El acuerdo fue sellado por la presidenta mexicana Claudia Sheinbaum, el mandatario guatemalteco Bernardo Arévalo y el primer ministro beliceño John Antonio Briceño, con el compromiso de resguardar más de 5.7 millones de hectáreas y cerca de 7.000 especies animales y vegetales, de las cuales al menos 200 están en riesgo, 50 son prioritarias y 250 son endémicas de México.
Durante la ceremonia, Sheinbaum calificó el acuerdo como un acto de voluntad conjunta para preservar “la riqueza biológica y cultural” de la región. “Este acuerdo es histórico y hermoso… ¡Que viva Belice, que viva Guatemala y que viva México!”, expresó la mandataria con entusiasmo.
En línea con esta visión, el gobierno mexicano anunció que el programa Sembrando Vida se expandirá a comunidades de Guatemala y Belice, en una nueva fase orientada a la restauración de ecosistemas, la promoción del desarrollo rural y el fortalecimiento de la soberanía alimentaria en territorios históricamente vulnerables.
El presidente Arévalo destacó el valor simbólico y práctico del proyecto: “Salvar la Gran Selva Maya es también respetar nuestra historia común y garantizar el futuro de las próximas generaciones”. Por su parte, Briceño subrayó que el corredor es “una unión entre la cooperación internacional y la defensa del patrimonio cultural”.
El CBGSM incluye un total de 50 Áreas Salvaguardadas, distribuidas entre los tres países: 12 en México, 27 en Guatemala y 11 en Belice.
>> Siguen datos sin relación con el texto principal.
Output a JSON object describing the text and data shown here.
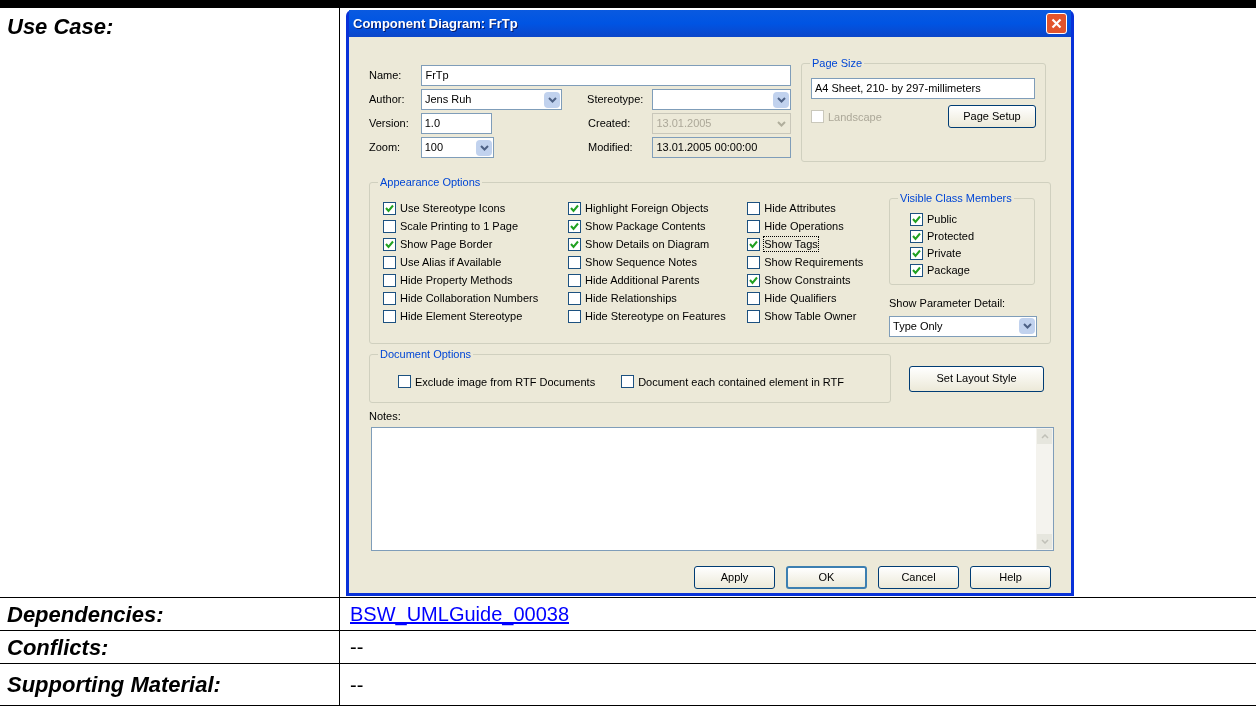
{
  "use_case": {
    "label": "Use Case:"
  },
  "dialog": {
    "title": "Component Diagram: FrTp",
    "general": {
      "name_label": "Name:",
      "name": "FrTp",
      "author_label": "Author:",
      "author": "Jens Ruh",
      "version_label": "Version:",
      "version": "1.0",
      "zoom_label": "Zoom:",
      "zoom": "100",
      "stereotype_label": "Stereotype:",
      "created_label": "Created:",
      "created": "13.01.2005",
      "created_disabled": true,
      "modified_label": "Modified:",
      "modified": "13.01.2005 00:00:00"
    },
    "page_size": {
      "title": "Page Size",
      "value": "A4 Sheet, 210- by 297-millimeters",
      "landscape": {
        "label": "Landscape",
        "checked": false,
        "disabled": true
      },
      "button": "Page Setup"
    },
    "appearance": {
      "title": "Appearance Options",
      "columns": [
        [
          {
            "label": "Use Stereotype Icons",
            "checked": true
          },
          {
            "label": "Scale Printing to 1 Page",
            "checked": false
          },
          {
            "label": "Show Page Border",
            "checked": true
          },
          {
            "label": "Use Alias if Available",
            "checked": false
          },
          {
            "label": "Hide Property Methods",
            "checked": false
          },
          {
            "label": "Hide Collaboration Numbers",
            "checked": false
          },
          {
            "label": "Hide Element Stereotype",
            "checked": false
          }
        ],
        [
          {
            "label": "Highlight Foreign Objects",
            "checked": true
          },
          {
            "label": "Show Package Contents",
            "checked": true
          },
          {
            "label": "Show Details on Diagram",
            "checked": true
          },
          {
            "label": "Show Sequence Notes",
            "checked": false
          },
          {
            "label": "Hide Additional Parents",
            "checked": false
          },
          {
            "label": "Hide Relationships",
            "checked": false
          },
          {
            "label": "Hide Stereotype on Features",
            "checked": false
          }
        ],
        [
          {
            "label": "Hide Attributes",
            "checked": false
          },
          {
            "label": "Hide Operations",
            "checked": false
          },
          {
            "label": "Show Tags",
            "checked": true,
            "focused": true
          },
          {
            "label": "Show Requirements",
            "checked": false
          },
          {
            "label": "Show Constraints",
            "checked": true
          },
          {
            "label": "Hide Qualifiers",
            "checked": false
          },
          {
            "label": "Show Table Owner",
            "checked": false
          }
        ]
      ],
      "visible_members": {
        "title": "Visible Class Members",
        "items": [
          {
            "label": "Public",
            "checked": true
          },
          {
            "label": "Protected",
            "checked": true
          },
          {
            "label": "Private",
            "checked": true
          },
          {
            "label": "Package",
            "checked": true
          }
        ]
      },
      "parameter_detail_label": "Show Parameter Detail:",
      "parameter_detail": "Type Only"
    },
    "document": {
      "title": "Document Options",
      "items": [
        {
          "label": "Exclude image from RTF Documents",
          "checked": false
        },
        {
          "label": "Document each contained element in RTF",
          "checked": false
        }
      ],
      "layout_button": "Set Layout Style"
    },
    "notes_label": "Notes:",
    "buttons": [
      {
        "label": "Apply",
        "default": false
      },
      {
        "label": "OK",
        "default": true
      },
      {
        "label": "Cancel",
        "default": false
      },
      {
        "label": "Help",
        "default": false
      }
    ]
  },
  "rows": [
    {
      "label": "Dependencies:",
      "value": "BSW_UMLGuide_00038",
      "kind": "link"
    },
    {
      "label": "Conflicts:",
      "value": "--",
      "kind": "text"
    },
    {
      "label": "Supporting Material:",
      "value": "--",
      "kind": "text"
    }
  ]
}
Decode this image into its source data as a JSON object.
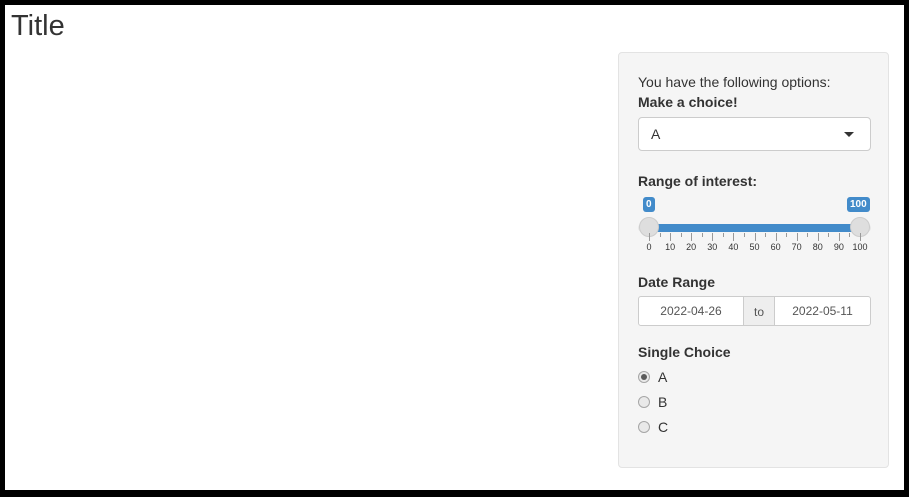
{
  "page": {
    "title": "Title"
  },
  "sidebar": {
    "intro_text": "You have the following options:",
    "select": {
      "label": "Make a choice!",
      "value": "A"
    },
    "slider": {
      "label": "Range of interest:",
      "min": 0,
      "max": 100,
      "value_low": 0,
      "value_high": 100,
      "value_low_label": "0",
      "value_high_label": "100",
      "tick_labels": [
        "0",
        "10",
        "20",
        "30",
        "40",
        "50",
        "60",
        "70",
        "80",
        "90",
        "100"
      ],
      "accent_color": "#428bca"
    },
    "date_range": {
      "label": "Date Range",
      "start": "2022-04-26",
      "separator": "to",
      "end": "2022-05-11"
    },
    "radio": {
      "label": "Single Choice",
      "options": [
        "A",
        "B",
        "C"
      ],
      "selected_index": 0
    }
  }
}
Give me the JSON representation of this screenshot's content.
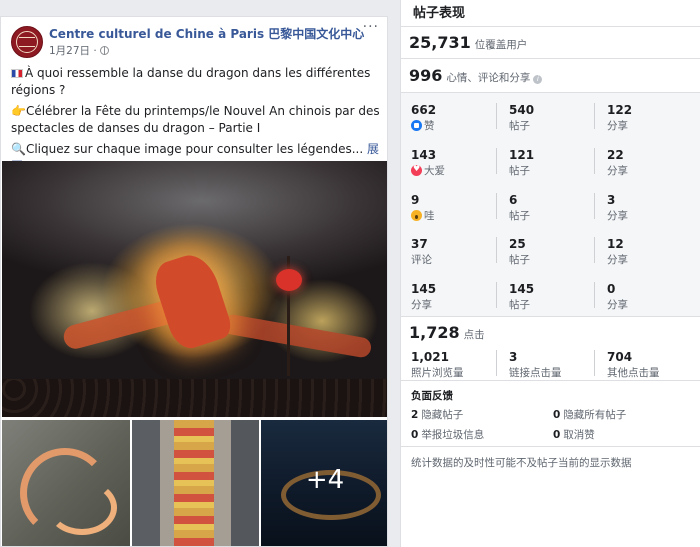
{
  "post": {
    "page_name": "Centre culturel de Chine à Paris 巴黎中国文化中心",
    "date": "1月27日 ·",
    "more_label": "···",
    "text": {
      "line1": "À quoi ressemble la danse du dragon dans les différentes régions ?",
      "line2": "👉Célébrer la Fête du printemps/le Nouvel An chinois par des spectacles de danses du dragon – Partie I",
      "line3": "🔍Cliquez sur chaque image pour consulter les légendes...",
      "see_more": "展开"
    },
    "more_photos": "+4"
  },
  "stats": {
    "title": "帖子表现",
    "reach": {
      "value": "25,731",
      "label": "位覆盖用户"
    },
    "engagement": {
      "value": "996",
      "label": "心情、评论和分享"
    },
    "rows": [
      [
        {
          "num": "662",
          "lbl": "赞",
          "icon": "like"
        },
        {
          "num": "540",
          "lbl": "帖子"
        },
        {
          "num": "122",
          "lbl": "分享"
        }
      ],
      [
        {
          "num": "143",
          "lbl": "大爱",
          "icon": "love"
        },
        {
          "num": "121",
          "lbl": "帖子"
        },
        {
          "num": "22",
          "lbl": "分享"
        }
      ],
      [
        {
          "num": "9",
          "lbl": "哇",
          "icon": "wow"
        },
        {
          "num": "6",
          "lbl": "帖子"
        },
        {
          "num": "3",
          "lbl": "分享"
        }
      ],
      [
        {
          "num": "37",
          "lbl": "评论"
        },
        {
          "num": "25",
          "lbl": "帖子"
        },
        {
          "num": "12",
          "lbl": "分享"
        }
      ],
      [
        {
          "num": "145",
          "lbl": "分享"
        },
        {
          "num": "145",
          "lbl": "帖子"
        },
        {
          "num": "0",
          "lbl": "分享"
        }
      ]
    ],
    "clicks": {
      "value": "1,728",
      "label": "点击",
      "items": [
        {
          "num": "1,021",
          "lbl": "照片浏览量"
        },
        {
          "num": "3",
          "lbl": "链接点击量"
        },
        {
          "num": "704",
          "lbl": "其他点击量"
        }
      ]
    },
    "negative": {
      "title": "负面反馈",
      "items": [
        {
          "num": "2",
          "lbl": "隐藏帖子"
        },
        {
          "num": "0",
          "lbl": "隐藏所有帖子"
        },
        {
          "num": "0",
          "lbl": "举报垃圾信息"
        },
        {
          "num": "0",
          "lbl": "取消赞"
        }
      ]
    },
    "footnote": "统计数据的及时性可能不及帖子当前的显示数据"
  }
}
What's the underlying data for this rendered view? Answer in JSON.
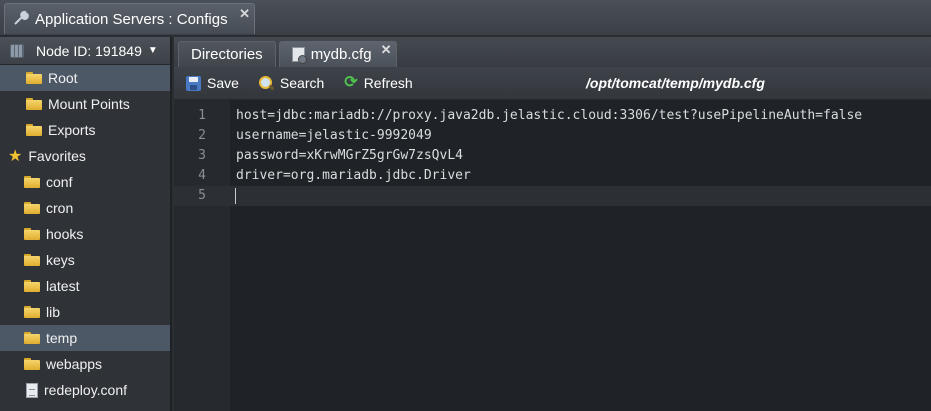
{
  "window": {
    "title": "Application Servers : Configs",
    "close_label": "✕"
  },
  "sidebar": {
    "node_label": "Node ID: 191849",
    "top_items": [
      {
        "label": "Root",
        "icon": "folder-icon",
        "selected": true
      },
      {
        "label": "Mount Points",
        "icon": "folder-icon"
      },
      {
        "label": "Exports",
        "icon": "folder-icon"
      }
    ],
    "favorites_label": "Favorites",
    "favorites": [
      {
        "label": "conf",
        "icon": "folder-icon"
      },
      {
        "label": "cron",
        "icon": "folder-icon"
      },
      {
        "label": "hooks",
        "icon": "folder-icon"
      },
      {
        "label": "keys",
        "icon": "folder-icon"
      },
      {
        "label": "latest",
        "icon": "folder-icon"
      },
      {
        "label": "lib",
        "icon": "folder-icon"
      },
      {
        "label": "temp",
        "icon": "folder-icon",
        "selected": true
      },
      {
        "label": "webapps",
        "icon": "folder-icon"
      },
      {
        "label": "redeploy.conf",
        "icon": "file-icon"
      }
    ]
  },
  "tabs": [
    {
      "label": "Directories"
    },
    {
      "label": "mydb.cfg",
      "active": true
    }
  ],
  "toolbar": {
    "save_label": "Save",
    "search_label": "Search",
    "refresh_label": "Refresh",
    "path": "/opt/tomcat/temp/mydb.cfg"
  },
  "editor": {
    "lines": [
      {
        "num": "1",
        "text": "host=jdbc:mariadb://proxy.java2db.jelastic.cloud:3306/test?usePipelineAuth=false"
      },
      {
        "num": "2",
        "text": "username=jelastic-9992049"
      },
      {
        "num": "3",
        "text": "password=xKrwMGrZ5grGw7zsQvL4"
      },
      {
        "num": "4",
        "text": "driver=org.mariadb.jdbc.Driver"
      },
      {
        "num": "5",
        "text": ""
      }
    ]
  },
  "colors": {
    "selection": "#4d5866",
    "background": "#1f2226",
    "folder": "#f5d56c"
  }
}
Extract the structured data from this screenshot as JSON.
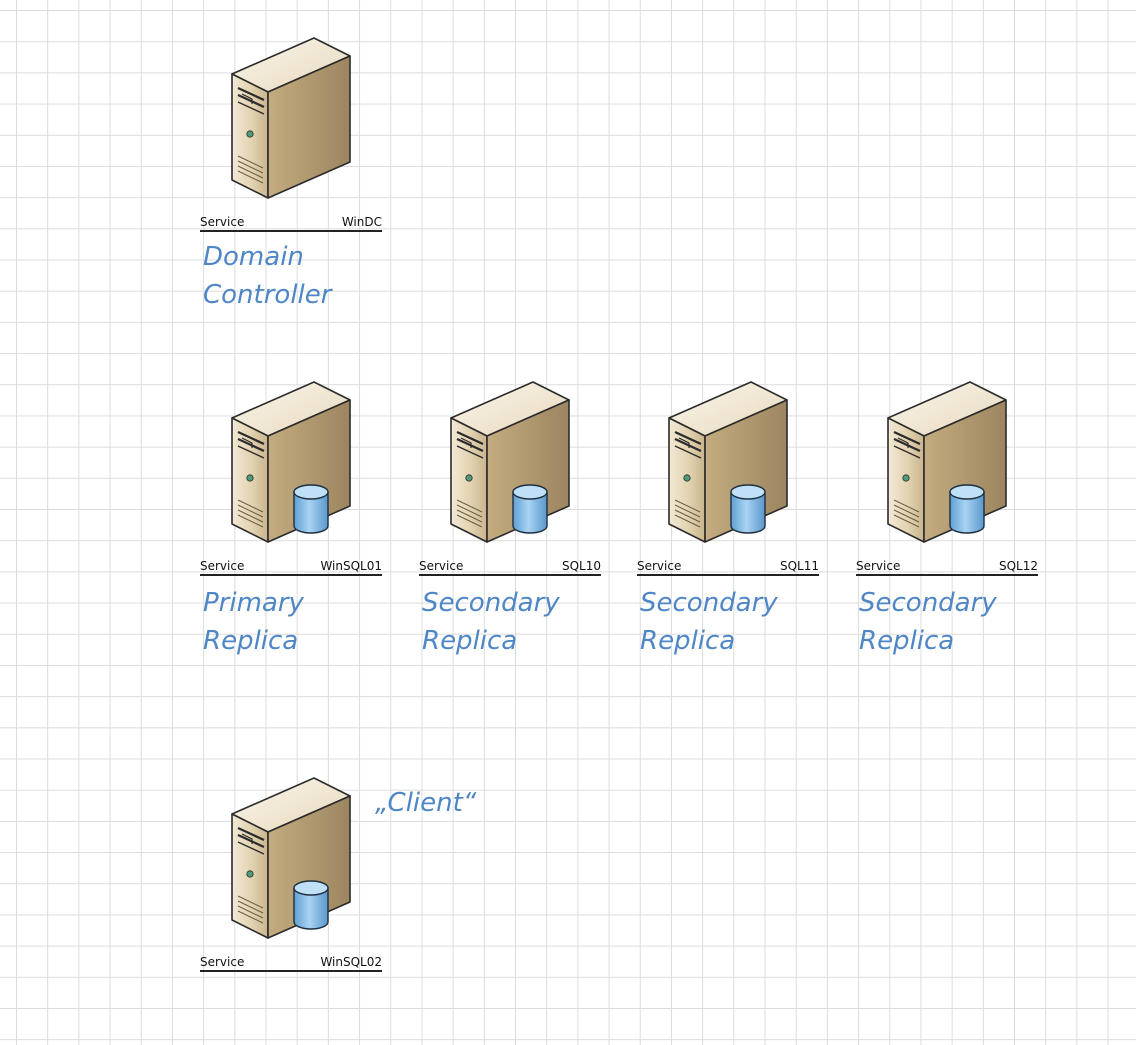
{
  "servers": [
    {
      "service": "Service",
      "name": "WinDC",
      "role_line1": "Domain",
      "role_line2": "Controller",
      "database": false
    },
    {
      "service": "Service",
      "name": "WinSQL01",
      "role_line1": "Primary",
      "role_line2": "Replica",
      "database": true
    },
    {
      "service": "Service",
      "name": "SQL10",
      "role_line1": "Secondary",
      "role_line2": "Replica",
      "database": true
    },
    {
      "service": "Service",
      "name": "SQL11",
      "role_line1": "Secondary",
      "role_line2": "Replica",
      "database": true
    },
    {
      "service": "Service",
      "name": "SQL12",
      "role_line1": "Secondary",
      "role_line2": "Replica",
      "database": true
    },
    {
      "service": "Service",
      "name": "WinSQL02",
      "role_line1": "„Client“",
      "role_line2": "",
      "database": true
    }
  ],
  "colors": {
    "role_text": "#4f86c6",
    "grid": "#dcdcdc",
    "server_body": "#e4d5b4",
    "database": "#7fb6e0"
  },
  "icons": {
    "server": "server-tower-icon",
    "database": "database-cylinder-icon"
  }
}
Zonas emblemáticas como la Reserva de la Biosfera de Calakmul en México y el Parque Nacional Mirador-Río Azul en Guatemala forman parte esencial del corredor.

El proyecto apunta a resguardar ecosistemas clave como selvas tropicales, petenes y manglares, todos ellos altamente vulnerables ante el cambio climático, la deforestación y las actividades humanas no reguladas. Además, se promueve un enfoque de conservación que integra la protección ambiental con el bienestar social.
Uno de los pilares del corredor será el liderazgo de las comunidades indígenas y afrodescendientes, quienes serán actores centrales en las tareas de conservación, vigilancia ambiental y educación ecológica. Se prevé su participación activa en estrategias contra la tala ilegal, incendios forestales y la pérdida de cobertura vegetal.
Como parte del acuerdo, a partir de 2026 se celebrará cada 15 de agosto el “Día de la Gran Selva Maya”, una fecha simbólica para reforzar el compromiso regional con la naturaleza. Además, se instaurará un reconocimiento anual al Mérito en Conservación para quienes contribuyan de forma destacada a su preservación.
Expertos y organizaciones ambientalistas han calificado el corredor como una oportunidad única para salvaguardar uno de los últimos pulmones verdes de Mesoamérica, y un ejemplo de diplomacia ecológica que podría inspirar iniciativas similares en otras regiones del mundo.
Aunque el proyecto enfrenta desafíos técnicos, logísticos y políticos, su dimensión regional y enfoque inclusivo lo convierten en un modelo ambicioso y necesario ante la creciente presión sobre los ecosistemas tropicales. La cooperación trinacional, en este contexto, representa un paso firme hacia una gestión ambiental más justa y eficaz.